# Colors please, tri's and sables



## angelbaby (Feb 4, 2010)

Ok so looking at google which only made me more confused im trying to find good pictures of red tri's , red sables, champagne tri's. The coowner we have pep with right now says these pups are tri's but its hard to tell at this age i know ,and alot have changed already but would be nice to know what a true tri looks like compared to sables. all the sables I see have this black or dark coat over the light coat but the pups dont. I cant see the eye marks on any of them though { which is a big thing for a true tri right?} except one pup has them although this size its really hard to tell anyways im sure we will see in a couple weeks even. But has anyone heard or seen the ghost tri's? our breeder has a blue tri and his points are there but verrrry subtle he calls it a blue tri but reading google lol , they have posts about ghost tris and they look very much like his with very subtle points . Now is this an actual term or is this one of those selling gimmicks again?


----------



## angelbaby (Feb 4, 2010)

ok well this is what i found on one site, would you count the dog a tri lie they have when the points that are usually tan on tris are black and dont have the eyebrows. You can see in some of the pictures what i mean. Tri-Colored


----------



## American_Pit13 (Apr 23, 2007)

This kennel specializes in Tris and has a good layout of what they are genetically.
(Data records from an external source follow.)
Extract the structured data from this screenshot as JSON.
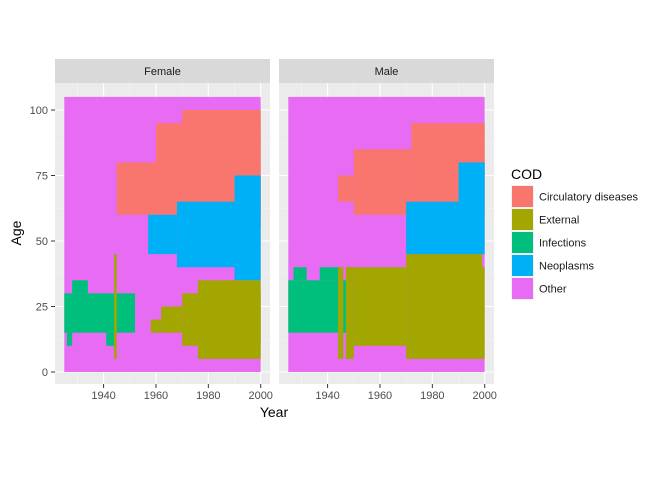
{
  "chart_data": {
    "type": "heatmap",
    "xlabel": "Year",
    "ylabel": "Age",
    "xlim": [
      1925,
      2000
    ],
    "ylim": [
      0,
      105
    ],
    "x_ticks": [
      1940,
      1960,
      1980,
      2000
    ],
    "y_ticks": [
      0,
      25,
      50,
      75,
      100
    ],
    "legend": {
      "title": "COD",
      "position": "right",
      "entries": [
        {
          "key": "circ",
          "label": "Circulatory diseases",
          "color": "#F8766D"
        },
        {
          "key": "ext",
          "label": "External",
          "color": "#A3A500"
        },
        {
          "key": "inf",
          "label": "Infections",
          "color": "#00BF7D"
        },
        {
          "key": "neo",
          "label": "Neoplasms",
          "color": "#00B0F6"
        },
        {
          "key": "oth",
          "label": "Other",
          "color": "#E76BF3"
        }
      ]
    },
    "panels": [
      {
        "label": "Female",
        "background": "oth",
        "regions": [
          {
            "cause": "inf",
            "x": [
              1925,
              1952
            ],
            "age": [
              15,
              30
            ]
          },
          {
            "cause": "inf",
            "x": [
              1928,
              1934
            ],
            "age": [
              30,
              35
            ]
          },
          {
            "cause": "inf",
            "x": [
              1926,
              1928
            ],
            "age": [
              10,
              15
            ]
          },
          {
            "cause": "inf",
            "x": [
              1941,
              1944
            ],
            "age": [
              10,
              15
            ]
          },
          {
            "cause": "ext",
            "x": [
              1944,
              1945
            ],
            "age": [
              5,
              45
            ]
          },
          {
            "cause": "circ",
            "x": [
              1945,
              1960
            ],
            "age": [
              60,
              80
            ]
          },
          {
            "cause": "circ",
            "x": [
              1960,
              2000
            ],
            "age": [
              60,
              95
            ]
          },
          {
            "cause": "circ",
            "x": [
              1970,
              2000
            ],
            "age": [
              55,
              100
            ]
          },
          {
            "cause": "neo",
            "x": [
              1957,
              1968
            ],
            "age": [
              45,
              60
            ]
          },
          {
            "cause": "neo",
            "x": [
              1968,
              1990
            ],
            "age": [
              40,
              65
            ]
          },
          {
            "cause": "neo",
            "x": [
              1990,
              2000
            ],
            "age": [
              35,
              75
            ]
          },
          {
            "cause": "ext",
            "x": [
              1958,
              1962
            ],
            "age": [
              15,
              20
            ]
          },
          {
            "cause": "ext",
            "x": [
              1962,
              1970
            ],
            "age": [
              15,
              25
            ]
          },
          {
            "cause": "ext",
            "x": [
              1970,
              2000
            ],
            "age": [
              10,
              30
            ]
          },
          {
            "cause": "ext",
            "x": [
              1976,
              2000
            ],
            "age": [
              5,
              35
            ]
          }
        ]
      },
      {
        "label": "Male",
        "background": "oth",
        "regions": [
          {
            "cause": "inf",
            "x": [
              1925,
              1950
            ],
            "age": [
              15,
              35
            ]
          },
          {
            "cause": "inf",
            "x": [
              1927,
              1932
            ],
            "age": [
              35,
              40
            ]
          },
          {
            "cause": "inf",
            "x": [
              1937,
              1945
            ],
            "age": [
              35,
              40
            ]
          },
          {
            "cause": "ext",
            "x": [
              1944,
              1946
            ],
            "age": [
              5,
              40
            ]
          },
          {
            "cause": "ext",
            "x": [
              1947,
              1950
            ],
            "age": [
              5,
              40
            ]
          },
          {
            "cause": "ext",
            "x": [
              1950,
              1970
            ],
            "age": [
              10,
              40
            ]
          },
          {
            "cause": "ext",
            "x": [
              1970,
              1999
            ],
            "age": [
              5,
              45
            ]
          },
          {
            "cause": "ext",
            "x": [
              1995,
              2000
            ],
            "age": [
              5,
              40
            ]
          },
          {
            "cause": "circ",
            "x": [
              1944,
              1950
            ],
            "age": [
              65,
              75
            ]
          },
          {
            "cause": "circ",
            "x": [
              1950,
              1972
            ],
            "age": [
              60,
              85
            ]
          },
          {
            "cause": "circ",
            "x": [
              1972,
              2000
            ],
            "age": [
              60,
              95
            ]
          },
          {
            "cause": "neo",
            "x": [
              1970,
              1990
            ],
            "age": [
              45,
              65
            ]
          },
          {
            "cause": "neo",
            "x": [
              1990,
              2000
            ],
            "age": [
              45,
              80
            ]
          }
        ]
      }
    ]
  }
}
Tri and Sable are both markings which is why they can come in blue, red, black.

HISTORY OF THE TRI COLOR GENE


----------



## American_Pit13 (Apr 23, 2007)

angelbaby said:


> ok well this is what i found on one site, would you count the dog a tri lie they have when the points that are usually tan on tris are black and dont have the eyebrows. You can see in some of the pictures what i mean. Tri-Colored


Some of the dogs in there are Tri some are Sable and there are fawns lol so thats not a good site to try to educate with.

Thats one of the hard parts of learning on line. Anyone can post up info whether it is true or not.


----------



## angelbaby (Feb 4, 2010)

lol exactly i think googling confused me even more lol ... thanks for the link . I clicked on misc on that site i posted and they had tri's on that link as well and sables lol and even a couple that looked just red so seems like they may not know what they are looking at either lol.


----------



## Old_Blood (Jan 10, 2008)

Here are creeping tan points, so they do not have actual eyebrow points. Is this what the pups look like? They are still at/at the first one also has a Kbr gene for brindle


----------



## angelbaby (Feb 4, 2010)

no 2 of the pups have 2 points above the eyes of tan but they are so tiny its really hard to see, will be watching how they turn out in the next week or 2 should be able to tell what marks are there or not there. we originally though t 5 were tri but one is looking more champagne color and one of the others is looking more red with blue or black face. ill post pics of them as they get bigger but was just trying to get a feel for what the true tri was compared to the others mentioned


----------



## angelbaby (Feb 4, 2010)

the ones you posted old blood are they considered tri when the face is more of a mask rather then points?


----------



## Old_Blood (Jan 10, 2008)

Yes, technically. They are still chocolate and tan with white, then they'd be called tri. It is the tan point gene the same but they think there is modifying genes some dogs can have. It is the same on the chest region, there isn't actually points there is a lot of tan.


----------



## aimee235 (Apr 29, 2007)

A tri has dots over it's eyes only. Like a Dobie or a Rottie. When it looks more like a Malamute it is not tri. Tri is clearly defined. A heart shaped mask is not a tri. You could technically call them tri's(because there are 3 colors) but it *is not *caused by the same gene as tan points.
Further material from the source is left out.